Probably not, but it didn’t take a genius to know she wasn’t going to find a man interested in spending the rest of his life with her. Why would he bother? She wasn’t attractive, wasn’t sexy on her best day and had no interest in making anyone feel better about his hard day when she had one of her own. No one other than Burke, anyway. Which worked out. Odds were, he’d be the only man not blood-related to her staying with her till the day she died. She turned to him. “What do
you
think makes a woman feminine?”
He leaned back into the couch and pulled her feet onto his lap by her ankles. “I don’t know. Looks aren’t it though. All that’s just training.
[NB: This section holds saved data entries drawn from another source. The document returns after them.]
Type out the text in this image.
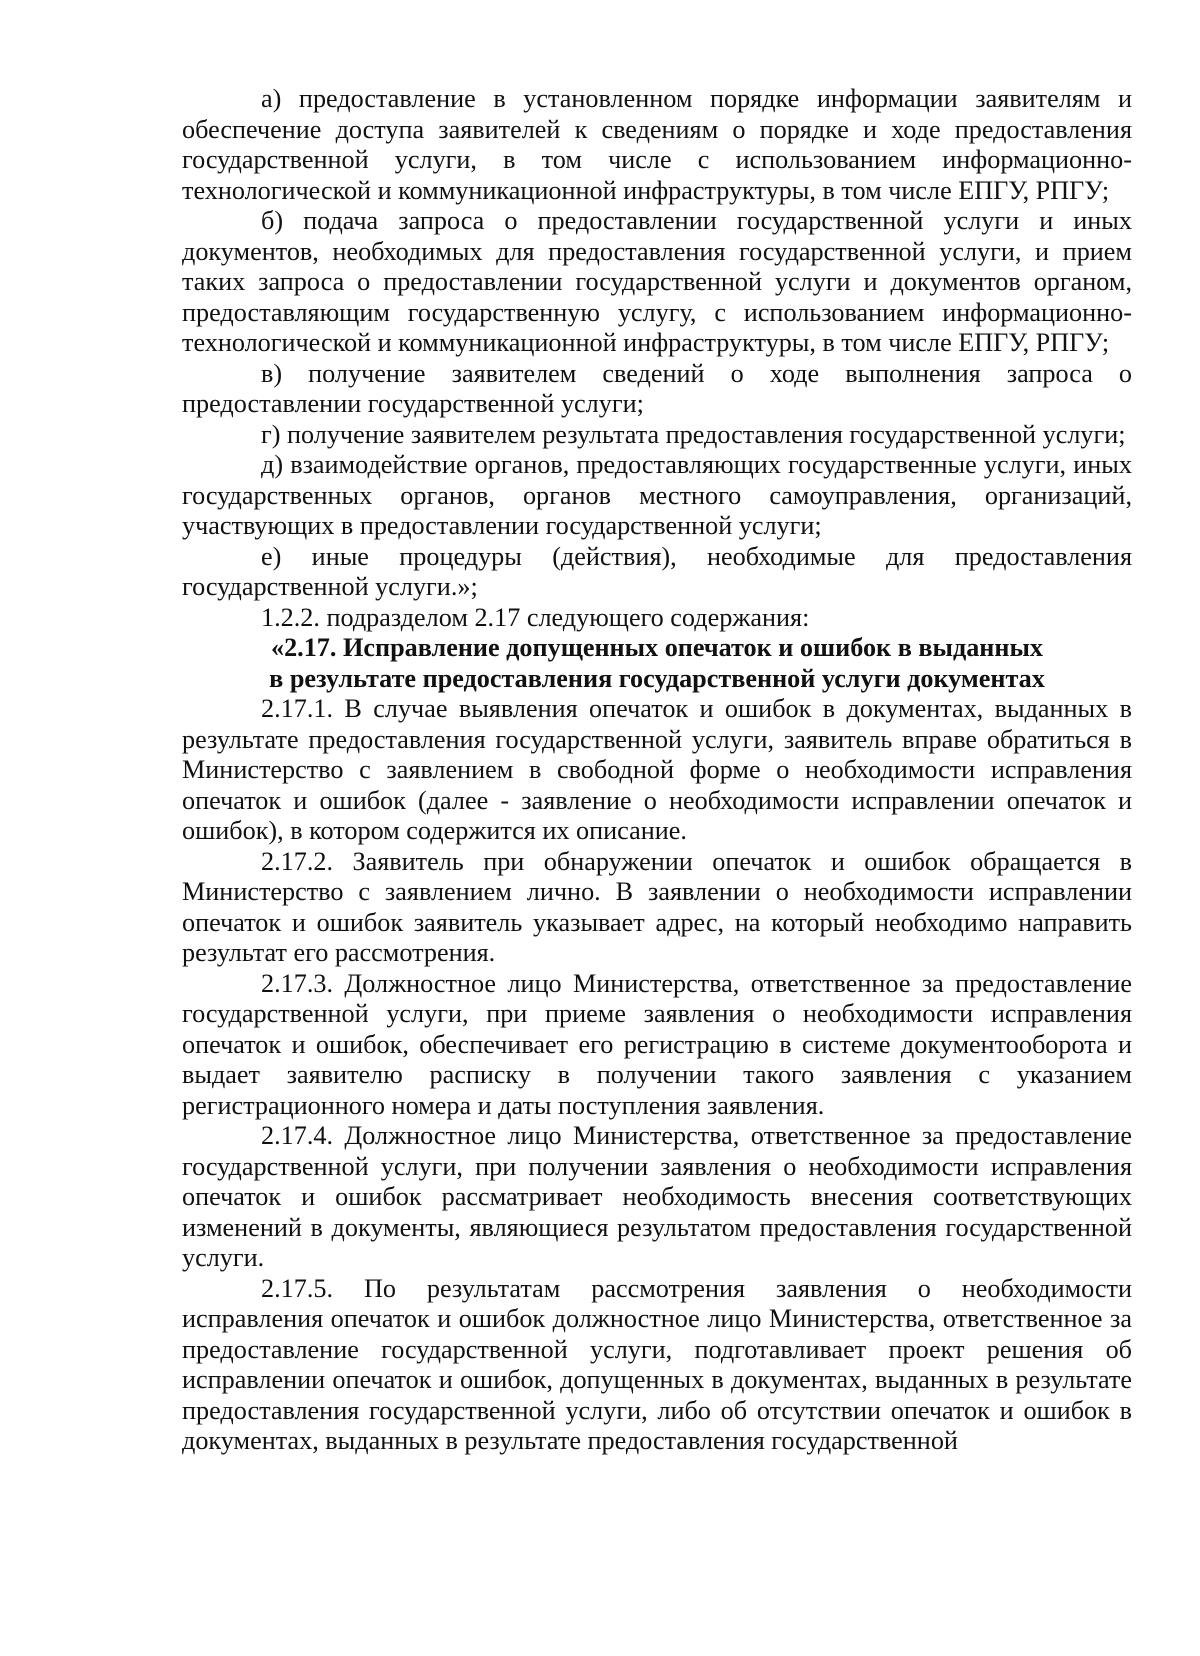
а) предоставление в установленном порядке информации заявителям и обеспечение доступа заявителей к сведениям о порядке и ходе предоставления государственной услуги, в том числе с использованием информационно-технологической и коммуникационной инфраструктуры, в том числе ЕПГУ, РПГУ;

б) подача запроса о предоставлении государственной услуги и иных документов, необходимых для предоставления государственной услуги, и прием таких запроса о предоставлении государственной услуги и документов органом, предоставляющим государственную услугу, с использованием информационно-технологической и коммуникационной инфраструктуры, в том числе ЕПГУ, РПГУ;

в) получение заявителем сведений о ходе выполнения запроса о предоставлении государственной услуги;

г) получение заявителем результата предоставления государственной услуги;

д) взаимодействие органов, предоставляющих государственные услуги, иных государственных органов, органов местного самоуправления, организаций, участвующих в предоставлении государственной услуги;

е) иные процедуры (действия), необходимые для предоставления государственной услуги.»;

1.2.2. подразделом 2.17 следующего содержания:

«2.17. Исправление допущенных опечаток и ошибок в выданных
в результате предоставления государственной услуги документах

2.17.1. В случае выявления опечаток и ошибок в документах, выданных в результате предоставления государственной услуги, заявитель вправе обратиться в Министерство с заявлением в свободной форме о необходимости исправления опечаток и ошибок (далее - заявление о необходимости исправлении опечаток и ошибок), в котором содержится их описание.

2.17.2. Заявитель при обнаружении опечаток и ошибок обращается в Министерство с заявлением лично. В заявлении о необходимости исправлении опечаток и ошибок заявитель указывает адрес, на который необходимо направить результат его рассмотрения.

2.17.3. Должностное лицо Министерства, ответственное за предоставление государственной услуги, при приеме заявления о необходимости исправления опечаток и ошибок, обеспечивает его регистрацию в системе документооборота и выдает заявителю расписку в получении такого заявления с указанием регистрационного номера и даты поступления заявления.

2.17.4. Должностное лицо Министерства, ответственное за предоставление государственной услуги, при получении заявления о необходимости исправления опечаток и ошибок рассматривает необходимость внесения соответствующих изменений в документы, являющиеся результатом предоставления государственной услуги.

2.17.5. По результатам рассмотрения заявления о необходимости исправления опечаток и ошибок должностное лицо Министерства, ответственное за предоставление государственной услуги, подготавливает проект решения об исправлении опечаток и ошибок, допущенных в документах, выданных в результате предоставления государственной услуги, либо об отсутствии опечаток и ошибок в документах, выданных в результате предоставления государственной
You might not know all the girly magazine stuff, but you’re a woman where it counts.”
She wiggled her toes so he’d rub. “Yeah, where’s that?”
“I don’t know, CB.” His palm took hold of her foot firmly, the heel of it pushing small circles against her arch. “Femininity is mystery, not an organ. You know it when you see it. You’ve got it in there. Somewhere.”
Way to sound reassuring, Burke.
“Sure I do.” Right where he was rubbing if the tingles and urge to groan were any indication.
“You do,” he insisted, ceasing the pressure from his hand.
She opened her eyes, ready to insist he get back to his work, and met his glare.
“I see it all the time.”
She gaped. No one else in twenty-eight years had seen it, including her. Burke bowed his head, picking up the other foot to massage, signaling the topic closed.
She frowned. He couldn’t say something like that and pretend there was nothing else to discuss. When did he see it? Why didn’t he mention it? She wanted to see it. She hated looking in the mirror and seeing what Luke did. Couldn’t he—
“No, Cassie.” He didn’t pick up his head, but she could feel the pressure on her instep change.
“You don’t know what I was going to ask.”
“I don’t have to know. You’re upset. You’re hurt. Anything you think up right now is going to get you in a world of trouble. It always does.”
Cass folded her arms and set her foot bouncing in time with her irritation.
He followed it with his hands for a moment before dropping them from her entirely. “Fine, but it’s gonna be a bad idea.”
“Think you could help me bring it out?”
He laughed, absently returning to his task, relief evident. “It’s not a dinner tray.”
“No, but…” An idea formed—an odd, fanciful, fascinating idea. Something Burke was guaranteed not to approve but sounded like exactly the right thing to do. “You said it’s all in the training, right?”
Uh-oh.
She could see him rethinking his laxity. His hands on her foot tightened, his back straightening with the scent of danger. She rushed to explain herself before he wigged out completely.
“You could teach me!” Oh, oh it’d be perfect. Wouldn’t Luke’s jaw fall off if she came into the church dressed to the nines and so sexy that every man in Rancho Del Cielo was overcome with desire?
“No, I couldn’t!” He bumped her feet off his lap as if she’d caught fire.
Maybe she had. The idea had merit.
“Sure you could. You said you see my femininity all the time. You said—”
“I was trying to make you feel better.”
“Were you lying?” The very real possibility brought her pause.
His discomfort started to resemble a blush. She never knew Burke’s face was capable of reddening. “Uh…no, but CB—”
“Then you
can
do it!”
“No.”
“Yes!”
“No! I’m not doing anything with your femininity and that’s final!” He got off the couch and stomped to his bedroom.
Cass lay back into the leather cushions, smiling only when he slammed the door to make his point. So he walked away. He’d done it before. He always came back. It didn’t matter if he wasn’t there to help her at the moment. She already had a plan, a progressive way to prove to Luke—to everyone—that she wasn’t someone to be pitied or dismissed.
Cassandra Bishop was going to become a girl.
“This isn’t your night, Sel,” Alice Panyon crowed to her husband a few hours later. She pulled in her third pot of the night with a smoky laugh.